Awesome, simply awesome! (shame about the price though  )

http://www.caterham.co.uk/news/index.htm

Download the 260 spec and look at the 0-60 time!


----------



## scoTTy (May 6, 2002)

[smiley=rolleyes5.gif]


----------



## garyc (May 7, 2002)

An R400 with slicks is intmidating enough on the track...


----------



## b3ves (May 6, 2002)

Nice, but I can see the market for these trackday-oriented cars getting eaten away by Radical and the like.


----------



## garyc (May 7, 2002)

150kg heavier than R500


----------



## chowy (Jul 5, 2004)

Been thinking about a Caterham for some time now. I'll look forward to the reviews to see how it compares to the R300/400/500 7's!

Should be better!


----------



## paulb (May 6, 2002)

Not sure the Radical is going to do that well long term as a track toy.
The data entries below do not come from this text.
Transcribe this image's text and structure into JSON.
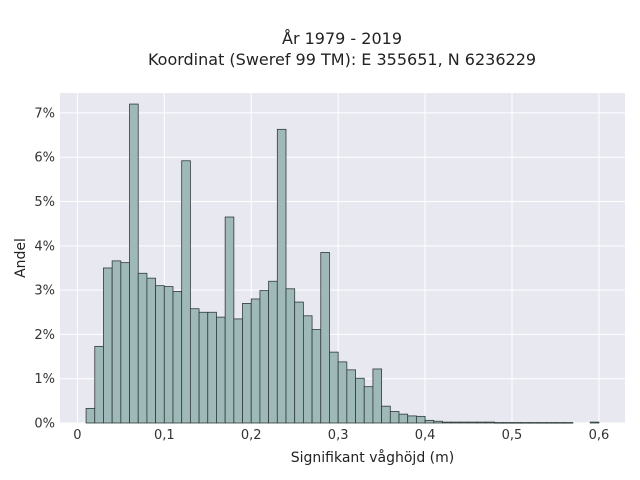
{
  "chart_data": {
    "type": "bar",
    "title_line1": "År 1979 - 2019",
    "title_line2": "Koordinat (Sweref 99 TM): E 355651, N 6236229",
    "xlabel": "Signifikant våghöjd (m)",
    "ylabel": "Andel",
    "x_ticks": [
      "0",
      "0,1",
      "0,2",
      "0,3",
      "0,4",
      "0,5",
      "0,6"
    ],
    "y_ticks": [
      "0%",
      "1%",
      "2%",
      "3%",
      "4%",
      "5%",
      "6%",
      "7%"
    ],
    "xlim": [
      -0.02,
      0.63
    ],
    "ylim": [
      0,
      7.45
    ],
    "bin_width": 0.01,
    "bins_start": [
      0.01,
      0.02,
      0.03,
      0.04,
      0.05,
      0.06,
      0.07,
      0.08,
      0.09,
      0.1,
      0.11,
      0.12,
      0.13,
      0.14,
      0.15,
      0.16,
      0.17,
      0.18,
      0.19,
      0.2,
      0.21,
      0.22,
      0.23,
      0.24,
      0.25,
      0.26,
      0.27,
      0.28,
      0.29,
      0.3,
      0.31,
      0.32,
      0.33,
      0.34,
      0.35,
      0.36,
      0.37,
      0.38,
      0.39,
      0.4,
      0.41,
      0.42,
      0.43,
      0.44,
      0.45,
      0.46,
      0.47,
      0.48,
      0.49,
      0.5,
      0.51,
      0.52,
      0.53,
      0.54,
      0.55,
      0.56,
      0.57,
      0.58,
      0.59
    ],
    "values": [
      0.33,
      1.73,
      3.5,
      3.66,
      3.62,
      7.2,
      3.38,
      3.27,
      3.1,
      3.08,
      2.97,
      5.92,
      2.58,
      2.5,
      2.5,
      2.39,
      4.65,
      2.35,
      2.7,
      2.8,
      2.99,
      3.2,
      6.63,
      3.03,
      2.73,
      2.42,
      2.11,
      3.85,
      1.6,
      1.38,
      1.2,
      1.01,
      0.82,
      1.22,
      0.38,
      0.26,
      0.2,
      0.16,
      0.15,
      0.06,
      0.04,
      0.02,
      0.02,
      0.02,
      0.02,
      0.02,
      0.02,
      0.01,
      0.01,
      0.01,
      0.01,
      0.01,
      0.01,
      0.01,
      0.01,
      0.01,
      0.0,
      0.0,
      0.02
    ],
    "bar_color": "#9fb9b8",
    "bar_edge_color": "#2e3b3b",
    "plot_bg": "#e8e8f1",
    "grid": true,
    "grid_color": "#ffffff",
    "legend": "none"
  }
}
They are quick, but I know a couple of people who are going back to R500s as the Radical isn't fun.

The Elise chassis can corner quicker than a Caterham (or at least get on the power earlier) but there is something pure about a Caterham sliding under power...


----------



## garyc (May 7, 2002)

I actually prefer the r400 to the r500 on the track.


----------



## paulb (May 6, 2002)

I've never driven an r400 but the 500 is certainly hard enough work to make it less enjoyable

Quite fancy an R300SV as a road/track toy at some point


----------